The door to the left rumbles open, interrupting him. A technician puts a case on the seat in front of Bahar and closes the door. "I'm ready to give up material things," Isa continues, but is interrupted now by the back door opening for more kit to be stowed. After a few more intrusions, he manages to get to his punchline: "I know I can make you happy." Bahar counters by insisting that he answer one question honestly. "Did you see Serap again after we broke up?" "No, of course not," he replies. One of Bahar's colleagues climbs in off camera and tells her they'll be leaving soon. Isa repeats his offer but the spell of his rhetoric is broken (for now). "I'm sorry but it's too late now," she says. "Well fine then, I'm going," he says. As he gets out she lets out a burst of ironic laughter.

We see again here that Ceylan can conjure a bitter, humorous counterpoint that both height­ens the emotions and mocks the insincerity inher­ent in the language of relationship problems. The director's courage in playing such a deeply flawed man is all the more surprising given that he's acting opposite his wife, who is set up from the start as the character most deserving our sympa­thy. In this last scene Ebru is a charming, fluffily self-contained girl in a pink coat and woolly hat. Ceylan, unshaven as ever and in a green parka, looks every bit the photographer-stalker.

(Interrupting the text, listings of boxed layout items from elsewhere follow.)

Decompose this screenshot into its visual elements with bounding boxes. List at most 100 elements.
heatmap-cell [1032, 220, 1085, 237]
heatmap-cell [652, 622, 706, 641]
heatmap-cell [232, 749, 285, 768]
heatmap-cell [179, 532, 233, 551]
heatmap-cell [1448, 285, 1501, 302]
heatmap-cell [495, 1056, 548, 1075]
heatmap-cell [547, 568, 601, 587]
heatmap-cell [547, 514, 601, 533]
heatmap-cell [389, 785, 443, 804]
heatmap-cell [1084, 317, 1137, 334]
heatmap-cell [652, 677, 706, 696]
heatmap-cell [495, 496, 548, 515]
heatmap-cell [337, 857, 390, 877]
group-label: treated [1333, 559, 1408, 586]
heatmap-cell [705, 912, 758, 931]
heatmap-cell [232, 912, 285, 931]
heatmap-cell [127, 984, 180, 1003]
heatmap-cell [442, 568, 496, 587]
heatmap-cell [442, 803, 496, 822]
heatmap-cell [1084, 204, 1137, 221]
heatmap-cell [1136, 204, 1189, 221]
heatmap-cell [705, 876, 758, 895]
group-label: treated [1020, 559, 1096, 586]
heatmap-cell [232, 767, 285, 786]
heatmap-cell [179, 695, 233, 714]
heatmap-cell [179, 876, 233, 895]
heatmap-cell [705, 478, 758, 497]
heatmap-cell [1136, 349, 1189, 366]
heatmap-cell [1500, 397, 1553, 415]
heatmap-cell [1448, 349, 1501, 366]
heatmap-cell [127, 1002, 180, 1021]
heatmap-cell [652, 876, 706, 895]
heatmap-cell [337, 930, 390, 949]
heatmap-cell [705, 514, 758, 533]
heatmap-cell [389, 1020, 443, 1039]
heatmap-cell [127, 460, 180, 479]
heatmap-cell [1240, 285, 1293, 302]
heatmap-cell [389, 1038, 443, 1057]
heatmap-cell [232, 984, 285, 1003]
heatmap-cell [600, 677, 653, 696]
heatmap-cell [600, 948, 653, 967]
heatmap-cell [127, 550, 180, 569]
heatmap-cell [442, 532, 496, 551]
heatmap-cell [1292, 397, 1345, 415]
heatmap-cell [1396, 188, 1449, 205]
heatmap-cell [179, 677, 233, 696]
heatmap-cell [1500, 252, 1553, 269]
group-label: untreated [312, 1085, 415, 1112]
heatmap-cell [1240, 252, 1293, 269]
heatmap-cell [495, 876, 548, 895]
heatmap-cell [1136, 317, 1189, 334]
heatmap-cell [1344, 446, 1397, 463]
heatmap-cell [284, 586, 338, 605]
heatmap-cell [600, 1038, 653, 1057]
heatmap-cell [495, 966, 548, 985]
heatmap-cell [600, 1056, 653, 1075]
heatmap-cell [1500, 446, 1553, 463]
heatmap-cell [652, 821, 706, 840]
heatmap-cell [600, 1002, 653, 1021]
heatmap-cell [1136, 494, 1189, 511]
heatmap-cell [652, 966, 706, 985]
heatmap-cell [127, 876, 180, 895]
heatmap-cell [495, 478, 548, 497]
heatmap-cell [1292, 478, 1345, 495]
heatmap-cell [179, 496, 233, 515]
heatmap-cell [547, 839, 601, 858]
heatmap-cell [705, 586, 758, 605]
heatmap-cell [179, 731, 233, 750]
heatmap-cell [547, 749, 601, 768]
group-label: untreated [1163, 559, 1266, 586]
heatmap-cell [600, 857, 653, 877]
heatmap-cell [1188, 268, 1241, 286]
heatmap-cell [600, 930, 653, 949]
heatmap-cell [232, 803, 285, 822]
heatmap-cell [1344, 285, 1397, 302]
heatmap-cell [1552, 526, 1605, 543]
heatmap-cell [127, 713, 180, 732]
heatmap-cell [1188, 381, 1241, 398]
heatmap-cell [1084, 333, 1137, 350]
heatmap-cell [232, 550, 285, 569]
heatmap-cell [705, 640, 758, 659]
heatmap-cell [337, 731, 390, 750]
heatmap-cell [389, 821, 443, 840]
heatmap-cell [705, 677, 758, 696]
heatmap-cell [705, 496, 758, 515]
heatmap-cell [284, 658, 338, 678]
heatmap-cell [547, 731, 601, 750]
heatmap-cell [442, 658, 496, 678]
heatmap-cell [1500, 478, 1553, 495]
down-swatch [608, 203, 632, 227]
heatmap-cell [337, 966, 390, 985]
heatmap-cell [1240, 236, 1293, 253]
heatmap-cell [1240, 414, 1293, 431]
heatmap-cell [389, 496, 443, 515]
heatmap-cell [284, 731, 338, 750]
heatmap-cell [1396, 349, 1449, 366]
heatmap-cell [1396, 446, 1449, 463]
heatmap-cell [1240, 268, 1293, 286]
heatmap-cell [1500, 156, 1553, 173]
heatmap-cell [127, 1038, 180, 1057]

What one misses from my descriptions of these sequences, unfortunately, is Ceylan's main strength. For it is in the long pauses between words that the film catches fire, in the sorrowful glances and deep drags on cigarettes. Isa's melancholy comes from the knowledge that the women he is with, both of whom have reserves of strength he lacks, only make him aware of how earthly he is, how concupiscent. And he cannot bear it.